55 minute run time
Peter Carlson, founder of Sagebrush Productions, has been deeply involved in the clean-up and disposal of nuclear waste for several decades. He also feels a responsibility to do what he can to give something back to the world that he works so hard to preserve. Through Sagebrush, he has released a number of DVDs on blues musicians as well as another series that focuses on the Native American culture. Productions on Pinetop Perkins, Bobby Rush, and Son Seals have garnered critical acclaim in addition to Grammy and Blues Music Award nominations.
The latest documentary offers a closer look at Morris “Magic Slim” Holt, who passed away a year ago.Slim and his band, the Teardrops, were known for their driving sound that was steeped in the Chicago electric blues tradition. The DVD features short interview clips of Magic Slim reminiscing about growing up, working a cotton gin, and going to church with his mother every Sunday.
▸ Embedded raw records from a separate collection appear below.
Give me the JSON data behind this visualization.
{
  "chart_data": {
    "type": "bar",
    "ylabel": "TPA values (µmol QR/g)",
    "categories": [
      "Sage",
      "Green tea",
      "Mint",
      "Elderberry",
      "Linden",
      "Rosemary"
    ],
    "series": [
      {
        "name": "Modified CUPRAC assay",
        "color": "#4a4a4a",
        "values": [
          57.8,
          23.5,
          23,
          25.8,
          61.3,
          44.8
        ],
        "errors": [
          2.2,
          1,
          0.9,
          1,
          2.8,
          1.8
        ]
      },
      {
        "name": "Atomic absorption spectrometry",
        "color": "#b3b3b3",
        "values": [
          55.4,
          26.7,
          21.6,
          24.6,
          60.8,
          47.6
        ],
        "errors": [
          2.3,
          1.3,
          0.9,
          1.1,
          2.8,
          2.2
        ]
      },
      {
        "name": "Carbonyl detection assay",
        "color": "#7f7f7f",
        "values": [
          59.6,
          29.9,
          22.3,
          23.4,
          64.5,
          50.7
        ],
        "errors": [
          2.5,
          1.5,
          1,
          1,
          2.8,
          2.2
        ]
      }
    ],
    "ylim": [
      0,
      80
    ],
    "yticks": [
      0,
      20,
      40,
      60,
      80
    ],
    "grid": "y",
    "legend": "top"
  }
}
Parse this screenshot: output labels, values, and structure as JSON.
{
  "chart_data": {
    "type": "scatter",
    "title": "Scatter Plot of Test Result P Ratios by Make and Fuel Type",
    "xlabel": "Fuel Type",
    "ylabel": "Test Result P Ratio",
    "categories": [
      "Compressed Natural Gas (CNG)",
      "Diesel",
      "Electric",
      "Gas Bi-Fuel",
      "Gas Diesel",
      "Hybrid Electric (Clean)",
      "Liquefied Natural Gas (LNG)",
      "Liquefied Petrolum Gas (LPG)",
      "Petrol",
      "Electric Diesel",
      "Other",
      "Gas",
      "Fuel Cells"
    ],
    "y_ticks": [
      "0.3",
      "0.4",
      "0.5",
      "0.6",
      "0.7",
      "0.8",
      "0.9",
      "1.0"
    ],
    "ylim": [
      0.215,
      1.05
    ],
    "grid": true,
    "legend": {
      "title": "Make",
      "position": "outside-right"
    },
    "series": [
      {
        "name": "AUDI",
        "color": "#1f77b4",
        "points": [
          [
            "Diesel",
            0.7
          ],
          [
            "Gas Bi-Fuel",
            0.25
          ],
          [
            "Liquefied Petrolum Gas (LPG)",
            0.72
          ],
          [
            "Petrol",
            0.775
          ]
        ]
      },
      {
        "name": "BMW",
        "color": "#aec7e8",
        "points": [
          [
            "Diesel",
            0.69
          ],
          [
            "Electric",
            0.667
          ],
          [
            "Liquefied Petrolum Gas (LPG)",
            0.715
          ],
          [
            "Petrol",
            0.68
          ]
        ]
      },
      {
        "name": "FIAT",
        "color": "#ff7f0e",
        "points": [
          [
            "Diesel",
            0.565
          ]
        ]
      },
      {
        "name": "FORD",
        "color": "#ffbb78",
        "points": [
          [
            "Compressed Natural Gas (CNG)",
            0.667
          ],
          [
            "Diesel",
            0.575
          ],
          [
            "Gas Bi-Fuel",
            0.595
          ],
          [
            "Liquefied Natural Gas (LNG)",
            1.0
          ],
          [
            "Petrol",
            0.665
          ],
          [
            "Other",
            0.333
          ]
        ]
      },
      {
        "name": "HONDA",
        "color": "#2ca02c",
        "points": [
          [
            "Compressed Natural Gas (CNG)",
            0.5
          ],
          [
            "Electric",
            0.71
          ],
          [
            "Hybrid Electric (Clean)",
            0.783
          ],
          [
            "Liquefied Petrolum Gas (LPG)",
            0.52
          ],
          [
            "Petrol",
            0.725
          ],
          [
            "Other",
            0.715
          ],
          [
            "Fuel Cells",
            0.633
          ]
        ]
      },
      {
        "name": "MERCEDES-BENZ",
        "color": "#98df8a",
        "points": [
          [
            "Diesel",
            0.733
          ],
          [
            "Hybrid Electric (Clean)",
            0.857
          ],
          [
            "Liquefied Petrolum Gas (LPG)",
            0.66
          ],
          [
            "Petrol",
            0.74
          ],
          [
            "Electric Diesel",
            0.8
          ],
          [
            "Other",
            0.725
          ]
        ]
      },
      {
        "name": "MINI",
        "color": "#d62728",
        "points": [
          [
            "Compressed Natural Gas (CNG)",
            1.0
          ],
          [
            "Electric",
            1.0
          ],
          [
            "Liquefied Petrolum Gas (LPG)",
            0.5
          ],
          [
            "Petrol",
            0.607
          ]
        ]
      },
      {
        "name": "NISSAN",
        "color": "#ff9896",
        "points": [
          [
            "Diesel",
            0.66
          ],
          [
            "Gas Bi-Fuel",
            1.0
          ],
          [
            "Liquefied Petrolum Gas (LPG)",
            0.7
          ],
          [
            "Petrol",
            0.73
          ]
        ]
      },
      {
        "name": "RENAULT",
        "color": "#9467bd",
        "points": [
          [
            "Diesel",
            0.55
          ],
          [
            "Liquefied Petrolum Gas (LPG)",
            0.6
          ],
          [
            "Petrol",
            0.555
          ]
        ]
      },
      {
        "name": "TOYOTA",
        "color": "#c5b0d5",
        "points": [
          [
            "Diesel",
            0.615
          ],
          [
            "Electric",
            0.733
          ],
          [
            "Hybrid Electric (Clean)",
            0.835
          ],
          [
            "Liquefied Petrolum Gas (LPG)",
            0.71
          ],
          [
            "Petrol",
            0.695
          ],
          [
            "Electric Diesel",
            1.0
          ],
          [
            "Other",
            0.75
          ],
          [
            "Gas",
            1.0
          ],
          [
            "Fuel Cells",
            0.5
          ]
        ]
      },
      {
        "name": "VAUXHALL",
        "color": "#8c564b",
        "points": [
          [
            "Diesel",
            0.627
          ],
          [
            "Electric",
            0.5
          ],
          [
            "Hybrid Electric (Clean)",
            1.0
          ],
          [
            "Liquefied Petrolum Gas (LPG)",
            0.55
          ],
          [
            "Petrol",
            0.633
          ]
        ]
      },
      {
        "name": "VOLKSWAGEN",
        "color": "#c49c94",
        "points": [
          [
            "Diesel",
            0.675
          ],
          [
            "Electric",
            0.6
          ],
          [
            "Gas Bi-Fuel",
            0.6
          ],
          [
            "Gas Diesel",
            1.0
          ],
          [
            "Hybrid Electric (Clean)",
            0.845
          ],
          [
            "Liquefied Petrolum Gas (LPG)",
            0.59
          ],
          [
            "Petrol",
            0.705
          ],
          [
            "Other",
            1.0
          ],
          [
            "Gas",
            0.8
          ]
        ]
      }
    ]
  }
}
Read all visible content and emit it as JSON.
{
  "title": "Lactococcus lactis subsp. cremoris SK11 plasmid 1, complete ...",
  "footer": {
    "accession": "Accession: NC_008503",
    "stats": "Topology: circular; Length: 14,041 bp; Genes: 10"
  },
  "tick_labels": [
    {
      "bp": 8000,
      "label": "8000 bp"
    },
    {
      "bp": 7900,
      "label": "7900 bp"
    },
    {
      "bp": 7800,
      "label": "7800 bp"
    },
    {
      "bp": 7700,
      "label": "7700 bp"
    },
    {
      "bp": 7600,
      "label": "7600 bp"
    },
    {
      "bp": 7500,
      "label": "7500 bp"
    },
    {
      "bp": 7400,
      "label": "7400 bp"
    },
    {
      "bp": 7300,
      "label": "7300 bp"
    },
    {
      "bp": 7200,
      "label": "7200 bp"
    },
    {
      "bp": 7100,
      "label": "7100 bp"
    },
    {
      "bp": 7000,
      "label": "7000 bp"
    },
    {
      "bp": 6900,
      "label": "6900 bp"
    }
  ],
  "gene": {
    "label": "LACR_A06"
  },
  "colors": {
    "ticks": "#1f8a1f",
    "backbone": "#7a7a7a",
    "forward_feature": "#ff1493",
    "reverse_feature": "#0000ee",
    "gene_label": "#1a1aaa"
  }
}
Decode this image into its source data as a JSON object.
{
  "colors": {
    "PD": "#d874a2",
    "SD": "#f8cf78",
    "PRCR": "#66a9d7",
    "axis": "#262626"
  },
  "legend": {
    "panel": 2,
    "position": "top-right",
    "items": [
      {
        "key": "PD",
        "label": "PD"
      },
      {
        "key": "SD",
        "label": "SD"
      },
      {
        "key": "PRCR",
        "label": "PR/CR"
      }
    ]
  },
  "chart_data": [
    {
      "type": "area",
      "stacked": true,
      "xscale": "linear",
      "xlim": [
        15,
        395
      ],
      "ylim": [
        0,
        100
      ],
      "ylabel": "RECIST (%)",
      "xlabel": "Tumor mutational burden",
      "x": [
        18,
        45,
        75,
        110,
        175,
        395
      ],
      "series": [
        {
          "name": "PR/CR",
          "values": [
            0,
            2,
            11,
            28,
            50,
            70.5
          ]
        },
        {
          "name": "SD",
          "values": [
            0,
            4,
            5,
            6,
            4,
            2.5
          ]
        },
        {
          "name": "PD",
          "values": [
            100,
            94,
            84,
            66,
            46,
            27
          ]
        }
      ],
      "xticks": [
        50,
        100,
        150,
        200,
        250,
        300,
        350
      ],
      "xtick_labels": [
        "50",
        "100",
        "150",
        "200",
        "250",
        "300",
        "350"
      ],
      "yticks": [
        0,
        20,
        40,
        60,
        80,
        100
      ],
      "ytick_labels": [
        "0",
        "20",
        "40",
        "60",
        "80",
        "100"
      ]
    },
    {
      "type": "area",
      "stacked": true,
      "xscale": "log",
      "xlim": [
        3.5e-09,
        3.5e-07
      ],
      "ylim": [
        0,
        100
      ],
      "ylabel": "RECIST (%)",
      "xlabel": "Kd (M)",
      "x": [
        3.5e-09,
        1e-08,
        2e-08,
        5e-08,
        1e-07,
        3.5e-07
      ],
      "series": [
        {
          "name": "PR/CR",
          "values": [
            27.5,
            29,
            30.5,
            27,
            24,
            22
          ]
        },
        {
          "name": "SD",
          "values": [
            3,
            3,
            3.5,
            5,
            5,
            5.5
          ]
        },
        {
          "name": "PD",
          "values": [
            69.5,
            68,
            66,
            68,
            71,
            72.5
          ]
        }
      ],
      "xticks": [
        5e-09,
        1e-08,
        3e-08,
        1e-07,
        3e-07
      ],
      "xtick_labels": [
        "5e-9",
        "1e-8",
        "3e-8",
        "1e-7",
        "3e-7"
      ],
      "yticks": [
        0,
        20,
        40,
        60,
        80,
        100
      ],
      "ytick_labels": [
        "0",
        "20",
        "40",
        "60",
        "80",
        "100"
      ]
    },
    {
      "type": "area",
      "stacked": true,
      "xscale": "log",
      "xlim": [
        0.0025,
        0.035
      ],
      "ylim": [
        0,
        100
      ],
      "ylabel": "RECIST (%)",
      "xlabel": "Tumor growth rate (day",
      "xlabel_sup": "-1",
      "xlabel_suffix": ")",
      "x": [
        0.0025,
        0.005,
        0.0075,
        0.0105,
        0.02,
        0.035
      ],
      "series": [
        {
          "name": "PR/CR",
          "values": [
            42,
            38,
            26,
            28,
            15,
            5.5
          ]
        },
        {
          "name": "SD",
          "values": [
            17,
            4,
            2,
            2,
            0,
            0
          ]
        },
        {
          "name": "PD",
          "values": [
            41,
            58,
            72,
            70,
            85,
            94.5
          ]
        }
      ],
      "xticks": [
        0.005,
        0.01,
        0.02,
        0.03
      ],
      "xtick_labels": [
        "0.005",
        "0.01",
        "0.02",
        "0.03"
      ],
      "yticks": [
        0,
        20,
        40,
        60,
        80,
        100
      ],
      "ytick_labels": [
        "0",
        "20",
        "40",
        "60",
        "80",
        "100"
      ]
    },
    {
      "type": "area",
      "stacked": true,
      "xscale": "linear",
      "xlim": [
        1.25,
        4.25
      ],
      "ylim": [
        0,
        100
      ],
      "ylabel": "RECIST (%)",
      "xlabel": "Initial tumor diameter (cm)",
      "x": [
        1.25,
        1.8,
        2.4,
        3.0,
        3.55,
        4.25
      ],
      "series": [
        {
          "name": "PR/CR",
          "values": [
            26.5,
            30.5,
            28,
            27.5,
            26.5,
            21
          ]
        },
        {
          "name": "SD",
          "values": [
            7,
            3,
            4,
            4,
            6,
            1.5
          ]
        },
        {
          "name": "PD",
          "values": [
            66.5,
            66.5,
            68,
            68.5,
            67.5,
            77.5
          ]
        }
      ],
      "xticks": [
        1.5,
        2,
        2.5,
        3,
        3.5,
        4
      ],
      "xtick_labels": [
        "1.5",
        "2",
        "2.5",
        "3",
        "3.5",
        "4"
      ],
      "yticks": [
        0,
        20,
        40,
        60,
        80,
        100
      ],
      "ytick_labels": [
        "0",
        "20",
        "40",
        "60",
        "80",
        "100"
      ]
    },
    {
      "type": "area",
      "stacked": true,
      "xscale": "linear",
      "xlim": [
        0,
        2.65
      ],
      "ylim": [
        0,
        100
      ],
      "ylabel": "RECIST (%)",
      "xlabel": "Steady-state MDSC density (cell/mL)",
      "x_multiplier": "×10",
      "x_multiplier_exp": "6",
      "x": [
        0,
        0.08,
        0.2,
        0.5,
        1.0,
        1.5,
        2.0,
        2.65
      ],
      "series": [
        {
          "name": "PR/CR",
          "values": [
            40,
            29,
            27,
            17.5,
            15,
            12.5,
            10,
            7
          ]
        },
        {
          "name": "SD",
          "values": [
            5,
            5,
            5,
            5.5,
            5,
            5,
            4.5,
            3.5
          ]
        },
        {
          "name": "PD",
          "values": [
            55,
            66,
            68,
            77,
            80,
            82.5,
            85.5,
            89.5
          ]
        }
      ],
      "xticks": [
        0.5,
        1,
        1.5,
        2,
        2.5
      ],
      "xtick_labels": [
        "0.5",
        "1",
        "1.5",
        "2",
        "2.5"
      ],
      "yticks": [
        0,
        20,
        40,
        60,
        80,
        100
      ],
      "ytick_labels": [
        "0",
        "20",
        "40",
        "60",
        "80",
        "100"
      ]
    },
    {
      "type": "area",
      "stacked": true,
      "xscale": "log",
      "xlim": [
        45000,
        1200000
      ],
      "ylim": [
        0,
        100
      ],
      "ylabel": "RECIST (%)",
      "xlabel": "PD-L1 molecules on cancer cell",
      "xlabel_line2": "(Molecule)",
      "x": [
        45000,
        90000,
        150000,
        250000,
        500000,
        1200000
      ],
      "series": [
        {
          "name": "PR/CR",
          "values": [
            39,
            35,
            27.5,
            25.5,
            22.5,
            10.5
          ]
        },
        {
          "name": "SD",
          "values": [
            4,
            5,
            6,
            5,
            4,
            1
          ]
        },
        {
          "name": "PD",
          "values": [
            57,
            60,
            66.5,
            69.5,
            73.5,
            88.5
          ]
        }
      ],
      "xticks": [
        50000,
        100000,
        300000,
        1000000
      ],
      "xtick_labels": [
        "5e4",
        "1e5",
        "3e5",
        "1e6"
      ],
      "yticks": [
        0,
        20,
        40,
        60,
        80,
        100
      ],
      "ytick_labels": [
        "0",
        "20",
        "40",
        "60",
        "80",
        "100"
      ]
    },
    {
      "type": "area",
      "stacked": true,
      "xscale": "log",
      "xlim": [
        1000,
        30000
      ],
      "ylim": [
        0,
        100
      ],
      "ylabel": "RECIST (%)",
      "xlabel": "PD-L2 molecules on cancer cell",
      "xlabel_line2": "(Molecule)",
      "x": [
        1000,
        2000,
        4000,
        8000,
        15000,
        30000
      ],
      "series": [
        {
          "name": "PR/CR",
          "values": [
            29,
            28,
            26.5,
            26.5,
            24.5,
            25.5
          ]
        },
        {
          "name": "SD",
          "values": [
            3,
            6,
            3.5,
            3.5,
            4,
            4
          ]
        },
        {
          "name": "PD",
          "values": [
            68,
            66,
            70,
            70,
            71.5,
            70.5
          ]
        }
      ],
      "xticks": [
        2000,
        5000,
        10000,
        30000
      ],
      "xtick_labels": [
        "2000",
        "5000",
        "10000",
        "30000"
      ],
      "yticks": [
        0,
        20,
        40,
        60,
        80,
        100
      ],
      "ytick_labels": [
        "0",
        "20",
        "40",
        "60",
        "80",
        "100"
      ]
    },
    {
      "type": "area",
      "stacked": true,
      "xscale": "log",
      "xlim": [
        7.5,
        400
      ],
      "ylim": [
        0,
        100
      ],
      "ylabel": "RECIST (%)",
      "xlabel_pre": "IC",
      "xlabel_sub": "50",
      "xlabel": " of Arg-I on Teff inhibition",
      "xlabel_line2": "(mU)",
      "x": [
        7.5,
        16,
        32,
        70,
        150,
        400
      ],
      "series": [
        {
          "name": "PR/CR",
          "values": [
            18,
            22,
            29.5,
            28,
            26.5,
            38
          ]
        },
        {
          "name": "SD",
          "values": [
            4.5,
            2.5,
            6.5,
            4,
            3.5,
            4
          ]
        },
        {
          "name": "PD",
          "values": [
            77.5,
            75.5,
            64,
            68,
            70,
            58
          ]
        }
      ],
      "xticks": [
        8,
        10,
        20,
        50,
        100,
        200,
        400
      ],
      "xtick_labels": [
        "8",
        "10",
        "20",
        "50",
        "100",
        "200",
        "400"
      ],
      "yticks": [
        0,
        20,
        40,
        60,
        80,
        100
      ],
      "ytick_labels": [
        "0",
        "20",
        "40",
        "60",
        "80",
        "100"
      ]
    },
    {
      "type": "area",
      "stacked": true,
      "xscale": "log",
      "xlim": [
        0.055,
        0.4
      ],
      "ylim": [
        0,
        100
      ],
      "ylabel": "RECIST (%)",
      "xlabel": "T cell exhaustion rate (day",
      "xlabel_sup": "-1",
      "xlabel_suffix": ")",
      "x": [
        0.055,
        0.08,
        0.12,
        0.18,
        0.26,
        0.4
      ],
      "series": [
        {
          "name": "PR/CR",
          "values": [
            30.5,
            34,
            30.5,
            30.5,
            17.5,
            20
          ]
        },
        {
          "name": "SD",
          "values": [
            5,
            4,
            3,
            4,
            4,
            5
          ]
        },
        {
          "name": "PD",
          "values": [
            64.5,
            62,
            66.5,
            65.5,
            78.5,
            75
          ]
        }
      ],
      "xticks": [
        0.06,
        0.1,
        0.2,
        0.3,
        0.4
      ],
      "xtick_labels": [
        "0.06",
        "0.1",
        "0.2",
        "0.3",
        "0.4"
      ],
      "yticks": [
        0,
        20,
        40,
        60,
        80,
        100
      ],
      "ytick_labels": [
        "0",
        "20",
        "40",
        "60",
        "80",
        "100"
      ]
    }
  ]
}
He would always try to sit near the piano so he could learn from the woman who played for the church service. She began to teach Slim the basics of playing the piano and he was hooked. But an accident with saw blade, that he describes in detail, cost him the little finger on his right hand, thereby curtailing his future as a piano player.
But Slim had fallen under the spell of music, so like many others before him, he fashioned a guitar out of a piece of wood, a soda bottle and the wire from his brother’s broom. With encouragement from his father, he worked hard and was rewarded with a Stella acoustic guitar at Christmas. Soon he was learning from his friend Samuel“Magic Sam” Maghett, the two future blues legends sitting under a tree playing for each others sister. Slim headed to Chicago at age eighteen, where he quickly started soaking up all of the great blues music going on in the city. Unable to gain entrance in to most clubs due to his age, he eventually went back home to improve his guitar skills. He also began to teach his broth Douglas “Lee Baby” Holt how to play the drums and gave brother Nick instruction on playing the bass guitar.
From there, Slim relates stories about his return to Chicago, getting a regular weekly gig at Florence’s blues club, and how he managed to pick the guitar without any feeling in the tip of his index finger, due to the saw accident. Interspersed with Slim’s clips are comments from his sister, Lucinda Holt Brown plus brief remarks from Koko Taylor, Dr. John and Steven Seagal. Lonnie Brooks comments that Slim’s playing was real strong and raggedy, that you could feel the vibrations from his guitar. Another poignant clip finds Slim’s road manager, the late Michael Blakemore, stating that his uncle, Junior Wells, and Slim could be a pain in the ass at times but they played the blues the way it was meant to be played. There are also segments with Marty Salzman, Slim’s manager, who describes arranging tours for Slim that reached all parts of the globe, including one memorable tour in Brazil where Slim and the Teardrops held their own with the better-known artists on the tour.
Samples of Slim’s music play in the background for parts of the disc. Also included are four videos of live performances from various stages of Slim’s career. One captures him playing harp on the Brazil tour while another the 2001 Chicago Blues Fest finds him playing and singing unaccompanied. The final video shows the band’s fiery performance at the 24th W.C. Handy Awards show, just after Slim received the award for Blues Band of the Year from Little Milton and Toni Lynn Washington.
In his final quote, Magic Slim states that he hopes to be remembered as a bluesman. He certainly was all that and much more. Kudos to Sagebrush for making this project available. It is a must-have for any of Magic Slim’s fans – or any fan of real blues music.